Cuando llega un grupo de aproximadamente veinte personas, me doy cuenta de que son muy jóvenes todos o al menos la mayoría. Uno de los hombres más jóvenes resalta en el grupo y es porque está sonriente, habla con todos… realmente es muy sociable. La verdad no sé qué pensar al respecto, la verdad espero que esa jovialidad no la pierda, hasta me da un poco de envidia.
Después de entregarles su indumentaria, les digo a qué escuadra fueron asignados y que vayan a dejar sus implementos en la tienda de campaña que les corresponde. Después de eso los espero para empezar inmediatamente el entrenamiento.
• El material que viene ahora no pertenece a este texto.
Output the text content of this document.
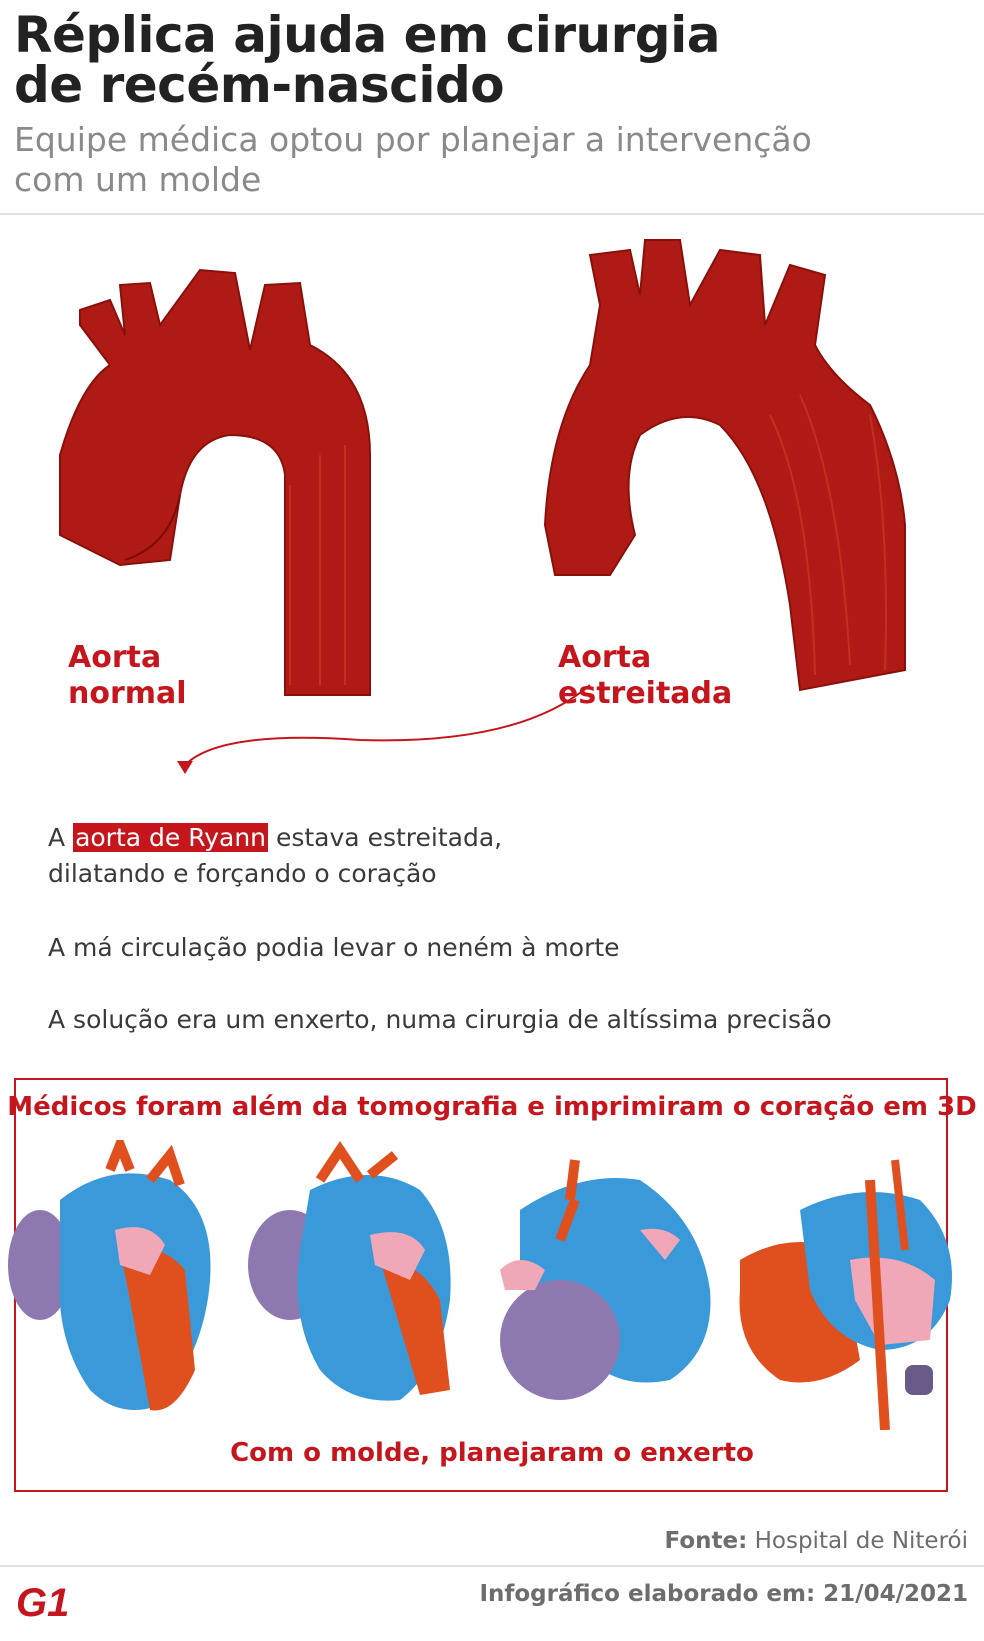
Réplica ajuda em cirurgia
de recém-nascido
Equipe médica optou por planejar a intervenção
com um molde
Aorta
normal
Aorta
estreitada
A aorta de Ryann estava estreitada,
dilatando e forçando o coração
A má circulação podia levar o neném à morte
A solução era um enxerto, numa cirurgia de altíssima precisão
Médicos foram além da tomografia e imprimiram o coração em 3D
Com o molde, planejaram o enxerto
Fonte: Hospital de Niterói
G1	Infográfico elaborado em: 21/04/2021
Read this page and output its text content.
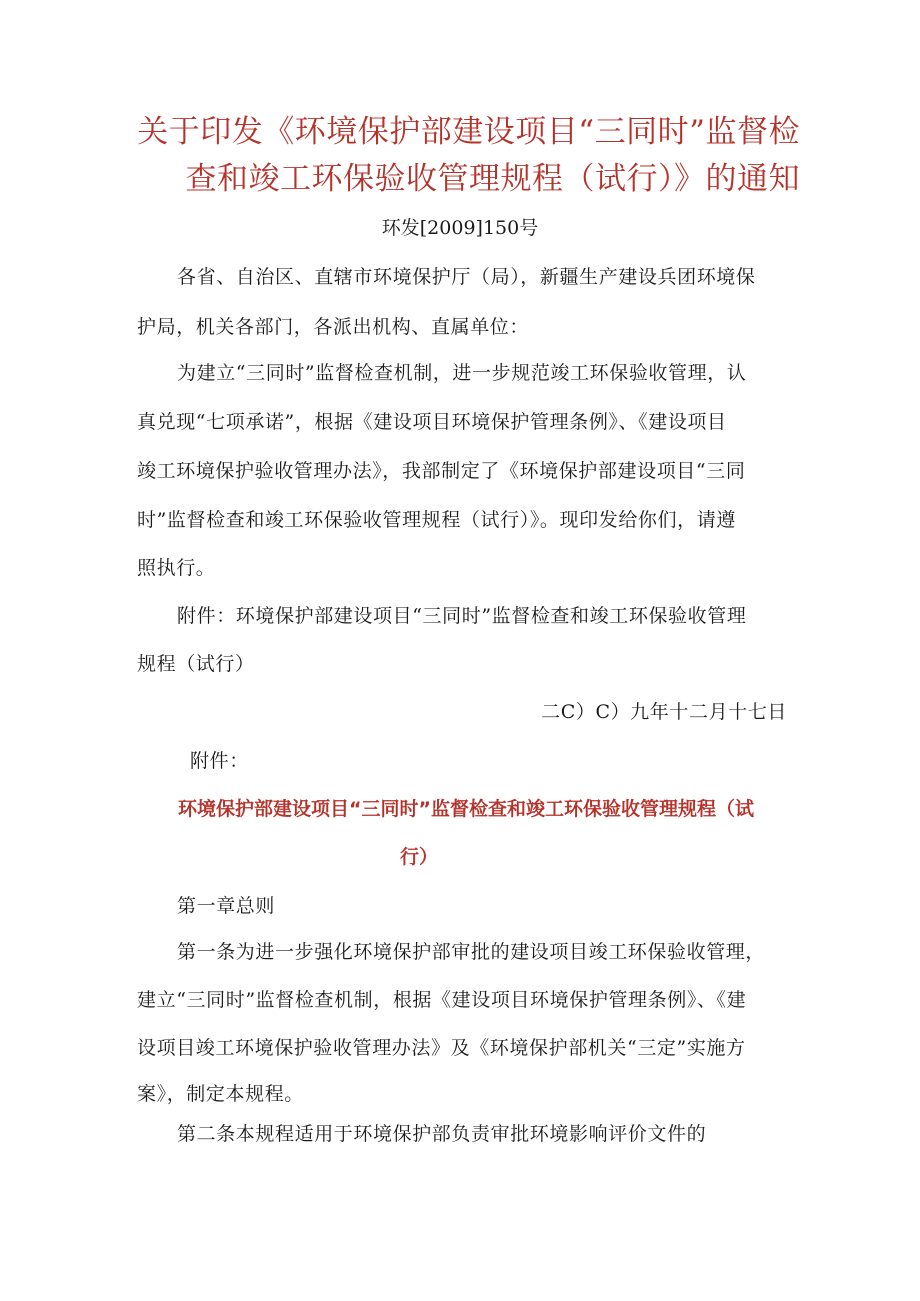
关于印发《环境保护部建设项目“三同时”监督检
查和竣工环保验收管理规程（试行）》的通知
环发[2009]150号
各省、自治区、直辖市环境保护厅（局），新疆生产建设兵团环境保
护局，机关各部门，各派出机构、直属单位：
为建立“三同时”监督检查机制，进一步规范竣工环保验收管理，认
真兑现“七项承诺”，根据《建设项目环境保护管理条例》、《建设项目
竣工环境保护验收管理办法》，我部制定了《环境保护部建设项目“三同
时”监督检查和竣工环保验收管理规程（试行）》。现印发给你们，请遵
照执行。
附件：环境保护部建设项目“三同时”监督检查和竣工环保验收管理
规程（试行）
二C）C）九年十二月十七日
附件：
环境保护部建设项目“三同时”监督检查和竣工环保验收管理规程（试
行）
第一章总则
第一条为进一步强化环境保护部审批的建设项目竣工环保验收管理，
建立“三同时”监督检查机制，根据《建设项目环境保护管理条例》、《建
设项目竣工环境保护验收管理办法》及《环境保护部机关“三定”实施方
案》，制定本规程。
第二条本规程适用于环境保护部负责审批环境影响评价文件的
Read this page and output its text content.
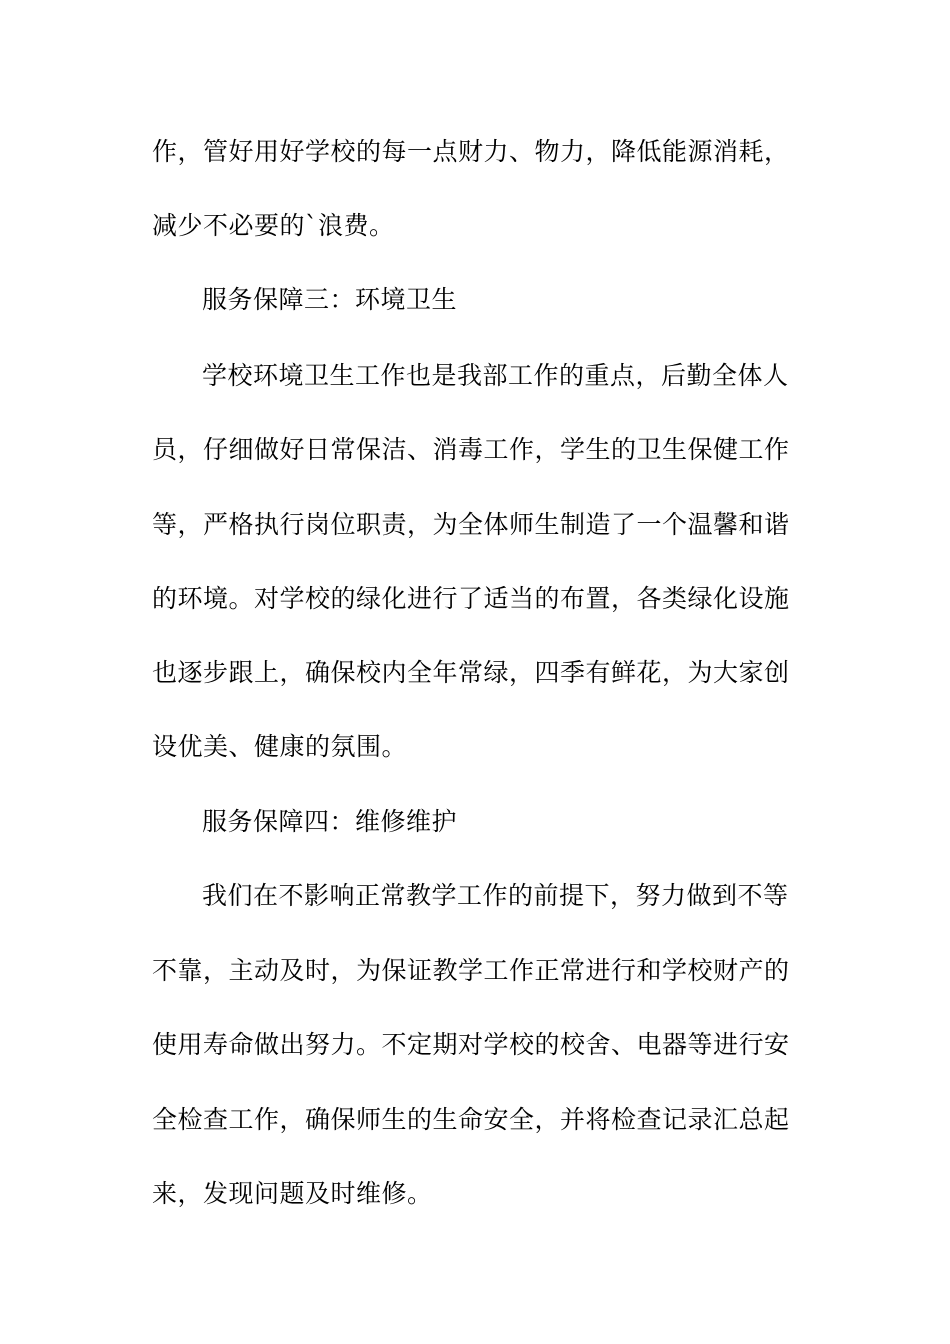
作，管好用好学校的每一点财力、物力，降低能源消耗，
减少不必要的`浪费。
服务保障三：环境卫生
学校环境卫生工作也是我部工作的重点，后勤全体人
员，仔细做好日常保洁、消毒工作，学生的卫生保健工作
等，严格执行岗位职责，为全体师生制造了一个温馨和谐
的环境。对学校的绿化进行了适当的布置，各类绿化设施
也逐步跟上，确保校内全年常绿，四季有鲜花，为大家创
设优美、健康的氛围。
服务保障四：维修维护
我们在不影响正常教学工作的前提下，努力做到不等
不靠，主动及时，为保证教学工作正常进行和学校财产的
使用寿命做出努力。不定期对学校的校舍、电器等进行安
全检查工作，确保师生的生命安全，并将检查记录汇总起
来，发现问题及时维修。
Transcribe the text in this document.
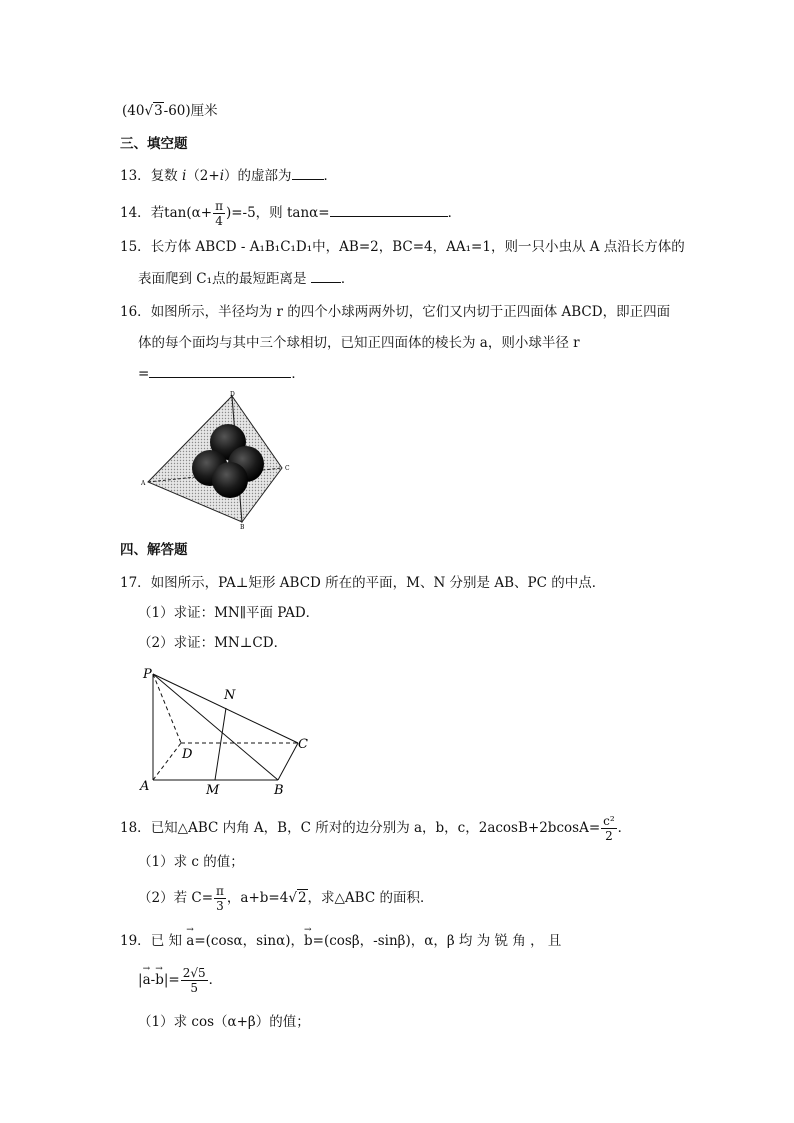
(40√3-60)厘米
三、填空题
13．复数 i（2+i）的虚部为 ．
14．若$\tan(\alpha+ \frac{\pi}{4} )=-5$，则 tanα=	．
15．长方体 ABCD - A₁B₁C₁D₁中，AB=2，BC=4，AA₁=1，则一只小虫从 A 点沿长方体的
表面爬到 C₁点的最短距离是 ．
16．如图所示，半径均为 r 的四个小球两两外切，它们又内切于正四面体 ABCD，即正四面
体的每个面均与其中三个球相切，已知正四面体的棱长为 a，则小球半径 r
=	．
D
A
B
C
四、解答题
17．如图所示，PA⊥矩形 ABCD 所在的平面，M、N 分别是 AB、PC 的中点．
（1）求证：MN∥平面 PAD．
（2）求证：MN⊥CD．
P
N
D
C
A	M	B
18．已知△ABC 内角 A，B，C 所对的边分别为 a，b，c，$2acosB+2bcosA= \frac{\text{c²}}{2}$ ．
（1）求 c 的值；
（2）若 $C= \frac{\pi}{3}$ ，a+b=4√2，求△ABC 的面积．
19．已 知 → a=(cosα，sinα)，→ b=(cosβ，-sinβ)，α，β 均 为 锐 角 ， 且
|→ $a-\to b|= \frac{2√5}{5}$ ．
（1）求 cos（α+β）的值；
Todo es la misma rutina que tuve y a la que me acoplé muy bien, así que se me facilita ayudarle al coronel con el entrenamiento. Después de terminar es hora de ir al comedor para la cena.
Estoy sentado en una mesa solo, cuando de repente aquel joven alegre se sienta y me saluda alegra.
— Hola, mucho gusto. Mi nombre es James Stwart— estira la mano a lo que respondo y me apresuro a pasar la comida que tengo en la boca.
— Hola, es un placer. Yo soy Chase Moore— le respondo y tomo un poco de líquido.
Sin darme cuenta estamos sumidos en una conversación amena y hace más de un año no me sentía tan a gusto con alguien. Nos despedimos y quedamos en vernos mañana para continuar el entrenamiento mañana.
Entro a mi tienda de campaña, me dirijo a mi cama y me sorprendo al ver a mi compañero de camarote… ahí está James, recostado sobre la cama sin destender y con una fotografía de su familia en la mano.
— ¡Hola! — le digo al tiempo que con mi mano se pego en el hombro, llamando su atención.
— Jajaja, hola— me responde risueño.
Desde ese momento empieza una amistad entre nosotros, además que quedamos en la misma escuadra.
Debo admitir que al inicio al verlo tan jovial y divertido no le veía gran futuro en el ejército, pero me tuve que tragar mis pensamientos y palabras al verlo sobresalir a mi lado. Ahora yo soy el primero al mando en la escuadra y él es el segundo al mando.